Redash: conversion pandas.DataFrame to result and vice versa in python query (code attached)

Created on 7 Nov 2017 · 4Comments · Source: getredash/redash

Hi,

to improve the usability of the python query runner I created two python functions to convert the result (of execute_query and get_query_result) to a pandas.DataFrame (incl. type conversions) and a DataFrame to result.
Both functions only iterate the columns (not the rows) and convert on pd.Series - so they should be pretty fast. They should also handle all possible redash-types and pandas-dtypes (incl. np.nan, datetime and date).

I am pretty sure that other people might find this useful, so my questions are:

Is it worth adding?
How is the best way to integrate it with redash?

I have two ideas in mind:

add both methods as staticmethods to the current python query runner, add numpy and pandas to requirements and improve the docs
add a new "Python Pandas" Query runner for this purpose (and alter execute_query and get_query_result to directly return DataFrames)

If you find it worth adding, I will create a PR.

Here are the two functions:

def df_to_redash(df_orig, index_to_col=False):
    import numpy as np
    df = df_orig.copy()
    if index_to_col:
        df.reset_index(inplace=True)
    result = {'columns': [], 'rows': []}
    conversions = [
        {'pandas_type': np.integer, 'redash_type': 'integer',},
        {'pandas_type': np.inexact, 'redash_type': 'float',},
        {'pandas_type': np.datetime64, 'redash_type': 'datetime', 'to_redash': lambda x: x.strftime('%Y-%m-%d %H:%M:%S')},
        {'pandas_type': np.bool_, 'redash_type': 'boolean'},
        {'pandas_type': np.object, 'redash_type': 'string'}
    ]
    labels = []
    for dtype, label in zip(df.dtypes, df.columns):
        for conversion in conversions:
            if issubclass(dtype.type, conversion['pandas_type']):
                result['columns'].append({'name': label, 'friendly_name': label, 'type': conversion['redash_type']})
                labels.append(label)
                func = conversion.get('to_redash')
                if func:
                    df[label] = df[label].apply(func)
                break
    result['rows'] = df[labels].replace({np.nan: None}).to_dict(orient='records')
    return result

def redash_to_df(result, col_to_index=False):
    import pandas as pd
    conversions = [
        {'redash_type': 'datetime', 'to_pandas': lambda x: pd.to_datetime(x, infer_datetime_format=True)},
        {'redash_type': 'date', 'to_pandas': lambda x: pd.to_datetime(x, infer_datetime_format=True)},
    ]
    df = pd.DataFrame.from_dict(result['rows'], orient='columns')
    labels = []
    for column in result['columns']:
        label = column['name']
        labels.append(label)
        for conversion in conversions:
            if conversion['redash_type'] == column['type']:
                func = conversion.get('to_pandas')
                if func:
                    df[label] = df[label].apply(func)
                break
    df = df[labels]
    if col_to_index and labels:
        df.set_index(labels[0], inplace=True)
    return df

Requirements:

Python query runner enabled
pandas and numpy installed (global or virtualenv) and enabled (in datasource settings)

Source

dersphere

👍4

Most helpful comment

OK, I will do that and keep this thread updated.

dersphere on 14 Nov 2017

👍6

All 4 comments

Looks useful!

How about you create a Python (PyPi) package with these utilities (and maybe others in the future)?

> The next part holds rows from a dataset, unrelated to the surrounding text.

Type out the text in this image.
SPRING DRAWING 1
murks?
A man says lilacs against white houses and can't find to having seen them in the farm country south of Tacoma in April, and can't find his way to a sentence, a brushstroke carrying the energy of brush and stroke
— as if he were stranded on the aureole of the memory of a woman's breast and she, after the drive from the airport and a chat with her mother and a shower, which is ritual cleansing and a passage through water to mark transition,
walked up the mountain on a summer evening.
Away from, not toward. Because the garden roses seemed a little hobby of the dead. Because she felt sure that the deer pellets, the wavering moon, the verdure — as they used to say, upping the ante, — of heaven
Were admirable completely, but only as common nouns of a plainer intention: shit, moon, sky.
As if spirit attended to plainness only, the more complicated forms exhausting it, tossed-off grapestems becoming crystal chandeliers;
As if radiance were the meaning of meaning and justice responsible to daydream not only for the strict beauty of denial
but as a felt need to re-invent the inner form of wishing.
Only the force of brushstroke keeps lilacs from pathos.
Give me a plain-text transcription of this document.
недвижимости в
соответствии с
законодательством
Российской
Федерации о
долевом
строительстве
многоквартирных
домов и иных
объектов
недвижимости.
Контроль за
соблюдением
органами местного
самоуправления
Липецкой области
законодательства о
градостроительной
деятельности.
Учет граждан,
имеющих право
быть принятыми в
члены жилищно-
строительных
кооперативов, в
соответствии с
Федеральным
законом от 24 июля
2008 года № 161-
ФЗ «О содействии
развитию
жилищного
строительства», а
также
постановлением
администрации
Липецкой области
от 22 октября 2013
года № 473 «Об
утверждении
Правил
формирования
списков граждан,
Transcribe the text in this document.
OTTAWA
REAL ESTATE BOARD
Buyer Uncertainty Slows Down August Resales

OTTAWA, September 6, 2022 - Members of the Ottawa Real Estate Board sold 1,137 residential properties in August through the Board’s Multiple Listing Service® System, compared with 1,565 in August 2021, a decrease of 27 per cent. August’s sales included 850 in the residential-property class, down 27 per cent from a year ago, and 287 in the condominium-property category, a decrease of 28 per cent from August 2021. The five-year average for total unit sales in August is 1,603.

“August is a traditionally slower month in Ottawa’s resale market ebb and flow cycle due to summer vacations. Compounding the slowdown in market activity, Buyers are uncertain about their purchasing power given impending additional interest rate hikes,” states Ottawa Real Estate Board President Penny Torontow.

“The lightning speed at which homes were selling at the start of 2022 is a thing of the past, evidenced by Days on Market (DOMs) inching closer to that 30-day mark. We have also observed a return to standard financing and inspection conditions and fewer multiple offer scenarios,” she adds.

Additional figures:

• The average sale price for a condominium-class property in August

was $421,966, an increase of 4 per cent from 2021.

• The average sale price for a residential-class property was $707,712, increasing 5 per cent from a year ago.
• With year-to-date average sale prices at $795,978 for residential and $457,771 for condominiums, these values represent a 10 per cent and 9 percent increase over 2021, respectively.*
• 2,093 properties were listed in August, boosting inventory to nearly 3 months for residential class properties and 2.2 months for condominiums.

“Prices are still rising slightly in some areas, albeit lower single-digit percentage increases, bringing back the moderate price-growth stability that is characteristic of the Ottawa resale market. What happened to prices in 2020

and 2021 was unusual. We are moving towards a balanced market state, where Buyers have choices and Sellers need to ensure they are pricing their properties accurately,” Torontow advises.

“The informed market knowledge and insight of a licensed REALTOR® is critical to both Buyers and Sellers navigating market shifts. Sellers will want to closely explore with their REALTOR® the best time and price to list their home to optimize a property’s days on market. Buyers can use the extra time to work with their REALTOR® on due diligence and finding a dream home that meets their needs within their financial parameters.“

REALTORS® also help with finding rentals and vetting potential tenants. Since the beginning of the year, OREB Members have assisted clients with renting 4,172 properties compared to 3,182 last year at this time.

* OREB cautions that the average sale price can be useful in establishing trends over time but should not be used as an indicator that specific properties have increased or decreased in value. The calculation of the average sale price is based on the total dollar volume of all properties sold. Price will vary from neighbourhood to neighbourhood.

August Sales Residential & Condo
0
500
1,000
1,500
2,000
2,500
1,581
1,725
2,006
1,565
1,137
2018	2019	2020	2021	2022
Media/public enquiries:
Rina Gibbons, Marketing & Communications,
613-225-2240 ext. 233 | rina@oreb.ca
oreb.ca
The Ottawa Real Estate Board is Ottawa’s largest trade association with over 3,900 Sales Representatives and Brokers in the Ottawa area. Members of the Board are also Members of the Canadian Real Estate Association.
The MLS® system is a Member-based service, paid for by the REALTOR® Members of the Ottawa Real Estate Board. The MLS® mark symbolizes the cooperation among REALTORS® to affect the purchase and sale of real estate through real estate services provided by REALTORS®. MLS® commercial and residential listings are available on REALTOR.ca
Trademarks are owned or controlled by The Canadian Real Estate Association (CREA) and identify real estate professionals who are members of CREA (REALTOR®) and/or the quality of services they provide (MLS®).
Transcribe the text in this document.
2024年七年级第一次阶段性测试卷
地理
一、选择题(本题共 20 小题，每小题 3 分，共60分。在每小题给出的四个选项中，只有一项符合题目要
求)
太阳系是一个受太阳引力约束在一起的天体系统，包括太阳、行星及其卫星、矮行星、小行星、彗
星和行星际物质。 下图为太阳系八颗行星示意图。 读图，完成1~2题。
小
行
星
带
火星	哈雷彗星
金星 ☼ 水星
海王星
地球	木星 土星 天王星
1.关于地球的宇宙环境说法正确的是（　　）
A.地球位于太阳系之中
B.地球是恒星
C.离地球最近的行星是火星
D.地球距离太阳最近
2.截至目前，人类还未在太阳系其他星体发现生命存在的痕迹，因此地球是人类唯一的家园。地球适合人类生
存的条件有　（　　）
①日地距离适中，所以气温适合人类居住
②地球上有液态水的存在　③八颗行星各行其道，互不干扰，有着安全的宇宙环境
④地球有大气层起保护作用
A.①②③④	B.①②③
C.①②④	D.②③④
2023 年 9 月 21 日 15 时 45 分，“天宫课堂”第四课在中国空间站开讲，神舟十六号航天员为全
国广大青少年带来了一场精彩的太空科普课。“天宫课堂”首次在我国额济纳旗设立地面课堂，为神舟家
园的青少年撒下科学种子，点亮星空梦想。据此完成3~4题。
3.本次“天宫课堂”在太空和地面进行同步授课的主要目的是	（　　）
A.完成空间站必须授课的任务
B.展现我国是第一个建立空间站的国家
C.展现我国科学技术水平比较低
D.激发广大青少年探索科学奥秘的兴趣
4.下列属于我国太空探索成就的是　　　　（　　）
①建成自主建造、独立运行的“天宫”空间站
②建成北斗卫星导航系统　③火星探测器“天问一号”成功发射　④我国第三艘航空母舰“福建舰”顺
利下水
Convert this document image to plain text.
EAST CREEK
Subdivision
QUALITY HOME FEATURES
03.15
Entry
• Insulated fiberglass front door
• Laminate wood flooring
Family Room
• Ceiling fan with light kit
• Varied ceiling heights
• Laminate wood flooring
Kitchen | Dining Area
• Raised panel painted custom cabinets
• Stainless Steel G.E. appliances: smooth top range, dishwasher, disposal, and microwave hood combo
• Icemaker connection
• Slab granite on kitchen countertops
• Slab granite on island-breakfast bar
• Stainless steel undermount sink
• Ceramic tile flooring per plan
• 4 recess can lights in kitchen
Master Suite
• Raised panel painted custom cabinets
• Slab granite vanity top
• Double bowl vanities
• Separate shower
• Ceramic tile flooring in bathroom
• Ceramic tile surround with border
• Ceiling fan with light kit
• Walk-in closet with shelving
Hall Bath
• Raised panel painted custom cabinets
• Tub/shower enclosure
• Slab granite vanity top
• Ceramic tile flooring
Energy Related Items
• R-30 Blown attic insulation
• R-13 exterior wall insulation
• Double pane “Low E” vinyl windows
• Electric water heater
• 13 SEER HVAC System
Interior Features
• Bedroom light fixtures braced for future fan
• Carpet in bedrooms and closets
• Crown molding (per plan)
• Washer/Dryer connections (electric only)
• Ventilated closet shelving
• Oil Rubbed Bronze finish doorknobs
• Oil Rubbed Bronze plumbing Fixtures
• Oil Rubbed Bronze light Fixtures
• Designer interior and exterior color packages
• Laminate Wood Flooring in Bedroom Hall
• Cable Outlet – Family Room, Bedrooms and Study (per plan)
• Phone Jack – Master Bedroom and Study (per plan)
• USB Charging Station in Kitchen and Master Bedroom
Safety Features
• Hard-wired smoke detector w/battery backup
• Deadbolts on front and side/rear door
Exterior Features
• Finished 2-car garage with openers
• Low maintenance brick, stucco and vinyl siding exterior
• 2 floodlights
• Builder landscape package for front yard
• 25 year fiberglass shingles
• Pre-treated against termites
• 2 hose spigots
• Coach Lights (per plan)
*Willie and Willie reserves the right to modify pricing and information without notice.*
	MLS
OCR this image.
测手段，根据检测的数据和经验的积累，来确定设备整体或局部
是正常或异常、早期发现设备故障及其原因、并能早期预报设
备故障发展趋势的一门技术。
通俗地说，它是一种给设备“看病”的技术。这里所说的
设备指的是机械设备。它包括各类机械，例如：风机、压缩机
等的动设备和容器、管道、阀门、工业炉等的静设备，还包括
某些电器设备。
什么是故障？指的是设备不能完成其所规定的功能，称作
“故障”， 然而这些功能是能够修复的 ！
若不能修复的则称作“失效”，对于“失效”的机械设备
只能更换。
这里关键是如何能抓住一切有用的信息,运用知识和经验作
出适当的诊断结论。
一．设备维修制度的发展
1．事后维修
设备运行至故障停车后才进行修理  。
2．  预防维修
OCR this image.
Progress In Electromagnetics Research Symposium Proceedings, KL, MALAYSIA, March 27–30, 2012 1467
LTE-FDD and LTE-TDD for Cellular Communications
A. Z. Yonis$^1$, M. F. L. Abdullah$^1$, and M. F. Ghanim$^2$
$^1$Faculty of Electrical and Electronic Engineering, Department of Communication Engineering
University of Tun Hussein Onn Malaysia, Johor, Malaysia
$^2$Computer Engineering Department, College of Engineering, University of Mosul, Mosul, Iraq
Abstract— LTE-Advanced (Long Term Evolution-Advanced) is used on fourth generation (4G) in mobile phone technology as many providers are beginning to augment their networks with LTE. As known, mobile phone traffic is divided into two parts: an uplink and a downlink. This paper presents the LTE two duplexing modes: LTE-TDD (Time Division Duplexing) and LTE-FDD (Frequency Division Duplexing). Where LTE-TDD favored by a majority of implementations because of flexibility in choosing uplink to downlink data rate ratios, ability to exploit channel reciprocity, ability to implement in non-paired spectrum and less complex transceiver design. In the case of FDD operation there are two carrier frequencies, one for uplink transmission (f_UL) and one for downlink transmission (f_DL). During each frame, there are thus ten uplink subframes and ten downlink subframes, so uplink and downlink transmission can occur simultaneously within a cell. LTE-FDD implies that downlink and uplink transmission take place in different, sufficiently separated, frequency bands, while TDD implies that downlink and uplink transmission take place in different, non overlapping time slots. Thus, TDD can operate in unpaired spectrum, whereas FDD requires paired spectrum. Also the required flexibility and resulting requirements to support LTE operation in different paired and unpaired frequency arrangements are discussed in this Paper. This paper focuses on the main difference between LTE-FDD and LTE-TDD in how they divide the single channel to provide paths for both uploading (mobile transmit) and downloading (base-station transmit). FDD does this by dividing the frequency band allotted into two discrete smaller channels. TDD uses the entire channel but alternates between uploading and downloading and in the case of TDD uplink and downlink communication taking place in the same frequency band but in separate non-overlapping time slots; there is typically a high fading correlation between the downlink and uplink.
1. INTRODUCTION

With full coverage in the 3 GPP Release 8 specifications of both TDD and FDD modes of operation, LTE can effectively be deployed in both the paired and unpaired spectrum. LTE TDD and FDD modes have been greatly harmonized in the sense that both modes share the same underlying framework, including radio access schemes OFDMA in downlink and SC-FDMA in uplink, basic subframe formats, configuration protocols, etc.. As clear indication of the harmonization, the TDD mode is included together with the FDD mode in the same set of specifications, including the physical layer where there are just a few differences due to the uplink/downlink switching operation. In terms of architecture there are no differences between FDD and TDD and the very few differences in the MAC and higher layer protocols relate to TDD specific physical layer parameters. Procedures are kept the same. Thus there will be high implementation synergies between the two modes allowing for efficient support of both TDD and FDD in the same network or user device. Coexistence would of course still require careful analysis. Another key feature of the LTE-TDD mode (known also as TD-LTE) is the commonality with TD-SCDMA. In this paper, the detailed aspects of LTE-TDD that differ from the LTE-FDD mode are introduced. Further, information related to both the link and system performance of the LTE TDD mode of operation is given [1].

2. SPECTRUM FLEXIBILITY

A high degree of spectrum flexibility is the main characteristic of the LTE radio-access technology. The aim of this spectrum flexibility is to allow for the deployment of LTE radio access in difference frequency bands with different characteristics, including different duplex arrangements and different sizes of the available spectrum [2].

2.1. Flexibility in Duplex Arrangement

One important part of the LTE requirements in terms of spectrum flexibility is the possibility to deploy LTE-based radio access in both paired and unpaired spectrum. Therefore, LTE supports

Then whoever wants to use it, can install them and enable in the data source settings.

Of course we can add the relevant documentation on how to install and enable this.

arikfr on 14 Nov 2017

OK, I will do that and keep this thread updated.

dersphere on 14 Nov 2017

👍6

Thanks again, @dersphere. I think the forum is a better venue for this, so I posted it there: https://discuss.redash.io/t/converting-redash-query-results-to-pandas-dataframe-and-vice-versa/3015 (if you create a user there, I will transfer the post ownership to you).

arikfr on 15 Jan 2019

This solved my pain in using redash perfectly, thank you!